Dr. Jack Schafer is a psychologist, professor, intelligence consultant, and former FBI Special Agent. He spent 15 years conducting counter-intelligence and counterterrorism investigations, and seven years as a behavioral analyst for the FBI’s National Security Behavioral Analysis Program. Jack is currently a professor with the School of Law Enforcement and Criminal Justice at Western Illinois University. He is also a contributor for Psychology Today, and has authored and co-authored several books, including his most recent release, “The Like Switch.”
In this interview, Jack first discusses what he learned about body language and human behavior during his time in the FBI. We ask Jack how people can build a connection. He talks about nonverbals, and walks us through the three basic friend signals: the eyebrow flash, head tilt, and smile. Then he talks about the verbals, including empathic statements and flattery, and provides some examples. Jack also reveals the golden rule of friendship. He goes on to describe mirroring, and explains how to test for rapport when interacting with someone.
For people who are shy, Jack gives advice on how to fill the dead spots in a conversation. He talks about how to build rapport, and explains the concept of common ground. He discusses the three ways to establish common ground: contemporaneous, temporal, and vicarious. Jack then talks about the different ways people seek relationships. He offers some effective strategies for meeting new friends and dates, and how to draw people to you rather than forcing yourself to go out. We ask Jack how people can recognize if their attempts to connect are being reciprocated.
Next, Jack discusses how to prevent anxiety from getting in the way of building a connection. He explains how anxiety affects our mind and body language, and actually causes us to display foe signals. He provides tips for managing our own anxiety, as well as what to say to reduce someone else’s anxiety. From there, we ask Jack how to build deeper connections. He talks about the friendship formula, and emphasizes the importance of keeping up the intensity in a relationship. He also describes additional strategies, such as empathic statements, mirroring, and novelty.

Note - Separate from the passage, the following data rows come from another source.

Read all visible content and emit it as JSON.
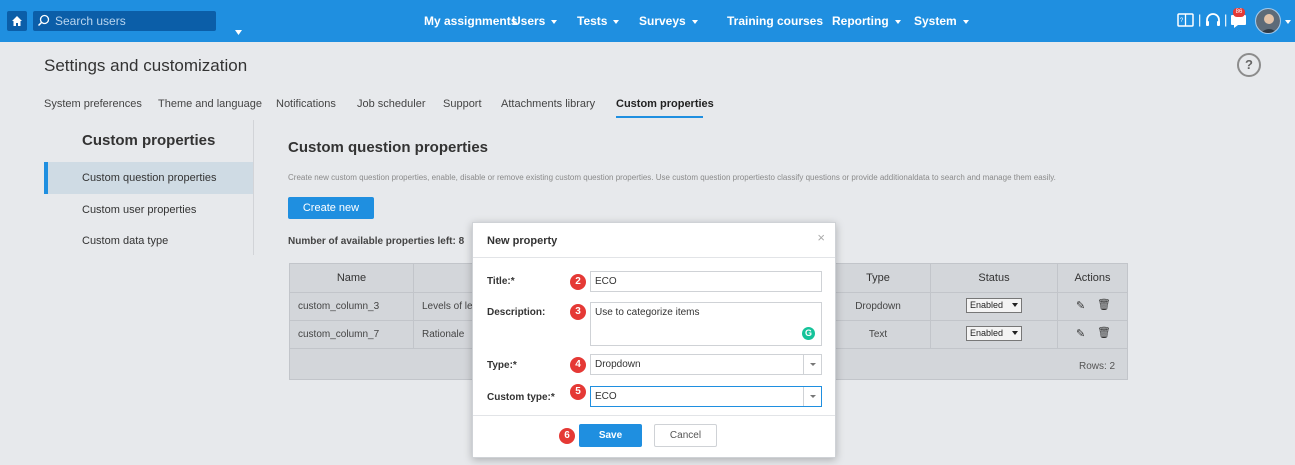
{
  "topbar": {
    "search_placeholder": "Search users",
    "nav": [
      {
        "label": "My assignments",
        "has_caret": false
      },
      {
        "label": "Users",
        "has_caret": true
      },
      {
        "label": "Tests",
        "has_caret": true
      },
      {
        "label": "Surveys",
        "has_caret": true
      },
      {
        "label": "Training courses",
        "has_caret": false
      },
      {
        "label": "Reporting",
        "has_caret": true
      },
      {
        "label": "System",
        "has_caret": true
      }
    ],
    "notification_count": "86",
    "icons": [
      "home-icon",
      "search-icon",
      "book-icon",
      "headset-icon",
      "chat-icon",
      "avatar"
    ],
    "bar_color": "#1f8fe0"
  },
  "page": {
    "title": "Settings and customization",
    "help": "?",
    "tabs": [
      {
        "label": "System preferences",
        "active": false
      },
      {
        "label": "Theme and language",
        "active": false
      },
      {
        "label": "Notifications",
        "active": false
      },
      {
        "label": "Job scheduler",
        "active": false
      },
      {
        "label": "Support",
        "active": false
      },
      {
        "label": "Attachments library",
        "active": false
      },
      {
        "label": "Custom properties",
        "active": true
      }
    ]
  },
  "sidebar": {
    "title": "Custom properties",
    "items": [
      {
        "label": "Custom question properties",
        "active": true
      },
      {
        "label": "Custom user properties",
        "active": false
      },
      {
        "label": "Custom data type",
        "active": false
      }
    ]
  },
  "main": {
    "title": "Custom question properties",
    "description": "Create new custom question properties, enable, disable or remove existing custom question properties. Use custom question propertiesto classify questions or provide additionaldata to search and manage them easily.",
    "create_label": "Create new",
    "available_text": "Number of available properties left: 8",
    "grid": {
      "headers": {
        "name": "Name",
        "type": "Type",
        "status": "Status",
        "actions": "Actions"
      },
      "rows": [
        {
          "name": "custom_column_3",
          "title": "Levels of le",
          "type": "Dropdown",
          "status": "Enabled"
        },
        {
          "name": "custom_column_7",
          "title": "Rationale",
          "type": "Text",
          "status": "Enabled"
        }
      ],
      "rows_label": "Rows: 2"
    }
  },
  "modal": {
    "title": "New property",
    "close": "×",
    "fields": {
      "title_label": "Title:*",
      "title_value": "ECO",
      "description_label": "Description:",
      "description_value": "Use to categorize items",
      "type_label": "Type:*",
      "type_value": "Dropdown",
      "custom_type_label": "Custom type:*",
      "custom_type_value": "ECO"
    },
    "save_label": "Save",
    "cancel_label": "Cancel",
    "steps": [
      "2",
      "3",
      "4",
      "5",
      "6"
    ]
  }
}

Jack goes into more detail on the role that mirroring plays in different phases of a relationship. He explains how mirroring becomes subconscious in longer term relationships. He also talks about how scary or emotional experiences build trust and strengthen bonds. Jack emphasizes the importance of nurturing shared experiences, trying new things, and reminiscing. Chris and Jack then discuss the human need for acceptance and how to come to terms with the fact that not everyone will like us.
Finally, we ask Jack how people can repair a relationship that’s drifting apart. He revisits the friendship formula, and describes four ways to strengthen a relationship: proximity, frequency, duration, and intensity. He also touches on the Ben Franklin effect, and how doing a favor for someone makes you feel good about yourself. As a last piece of advice, Jack reminds us to always focus on making the other person’s life better.